The company has since slightly toned down some of its more bombastic claims about North Korea being safe. Now, the Young Pioneer Tours website says: “Despite what you may hear, for most nationalities, North Korea is probably one of the safest places on Earth to visit provided you follow the laws as provided by our documentation and pre-tour briefings.”

American tourists no longer allowed

Young Pioneer Tours finally addressed Warmbier in their marketing materials after his death on Monday.  “Our deepest sympathies are with Otto Warmbier and those who loved him. We had held onto hope that he might recover, and have the life that he should have had, but now those hopes are gone, and we too are reeling with the shock of a young man's life taken well before his time,” the company’s statement reads.

Warmbier’s death has prompted the company to no longer accept Americans on their trips, they added. “Now, the assessment of risk for Americans visiting North Korea has become too high. The way his detention was handled was appalling, and a tragedy like this must never be repeated.”

The Instagram accounts belonging to the people behind Young Pioneer Tours depicted its leaders partying shortly after Warmbier was detained, but the company says in their new statement that they made “constant requests” to see him.


US-based tour company says no new American applications allowed

Young Pioneer Tours is not the only company reconsidering its policy for American tourists in the wake of Warmbier’s death. 

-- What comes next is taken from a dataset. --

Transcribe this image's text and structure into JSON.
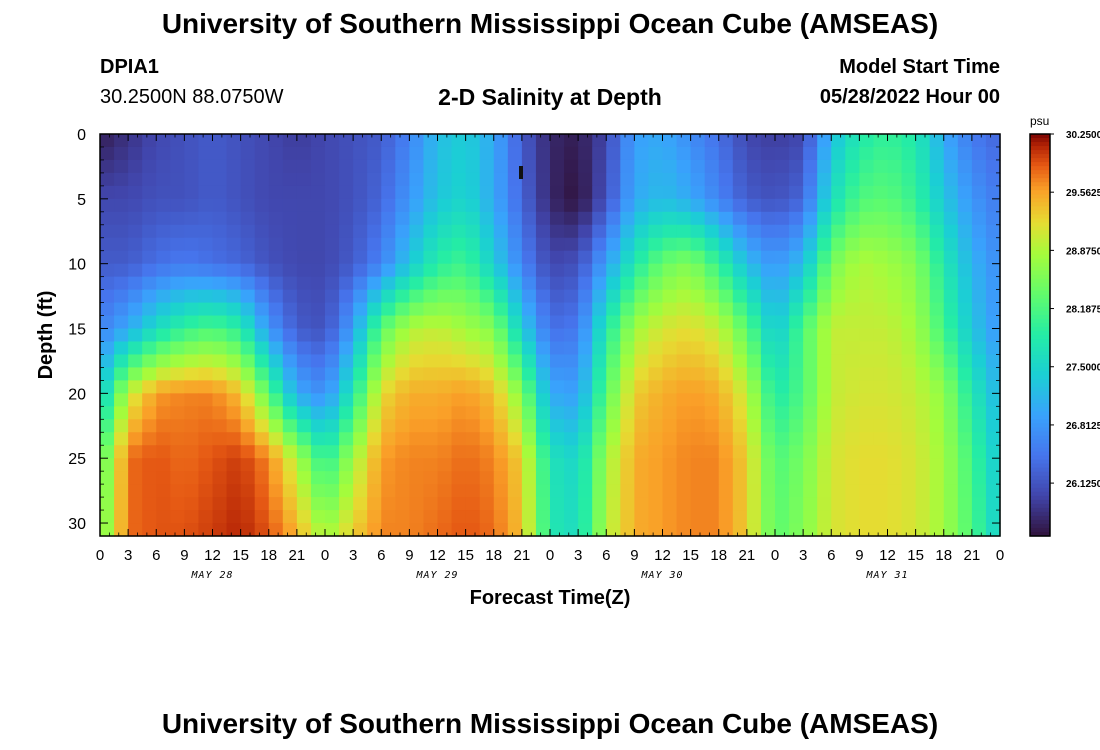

The company New Korea Tours--advertising itself as “Most experienced US based DPRK Travel Specialists since 2005”--tells ConsumerAffairs that they will no longer accept travel applications from American tourists. 

But New Korea Tours did not say whether they would pull Americans from trips that they had already booked. “That will be decided on case by case basis,” the company’s general manager says via email.

What’s more, it’s not just Americans who experts say face risks when visiting North Korea. Other foreigners are also detained in the country's notoriously brutal prisons. And a British customer who traveled with Young Pioneer Tours in 2013 told ConsumerAffairs Monday that his guide was drunk throughout their trip and that his whole group nearly got detained on their way home. 

Other sources told the Washington Post that one tourist--it's not clear which company this tourist was with--did a handstand in front of a mausoleum, an offense that resulted in the local tour guide losing their job. It’s just one of the many strict laws that has led officials to deter tourism to the area. 

Among other acts apparently banned in North Korea is capturing a photograph of a statue in which its face is covered in snow or not capturing a statue's entire body in a photograph.  The general manager of New Korea Tours, the company based in the United States, writes to ConsumerAffairs that photographing a statue covered in snow “is not possible as the statues are being cleaned immediately after snowfall.”

Additionally, “It is prohibited to make photos of the statues not in full height (partial cut-off image). If you make a cut-off shot by mistake, the guide will delete this image, no punishment will follow☺.”

Three Americans currently remain detained in North Korea.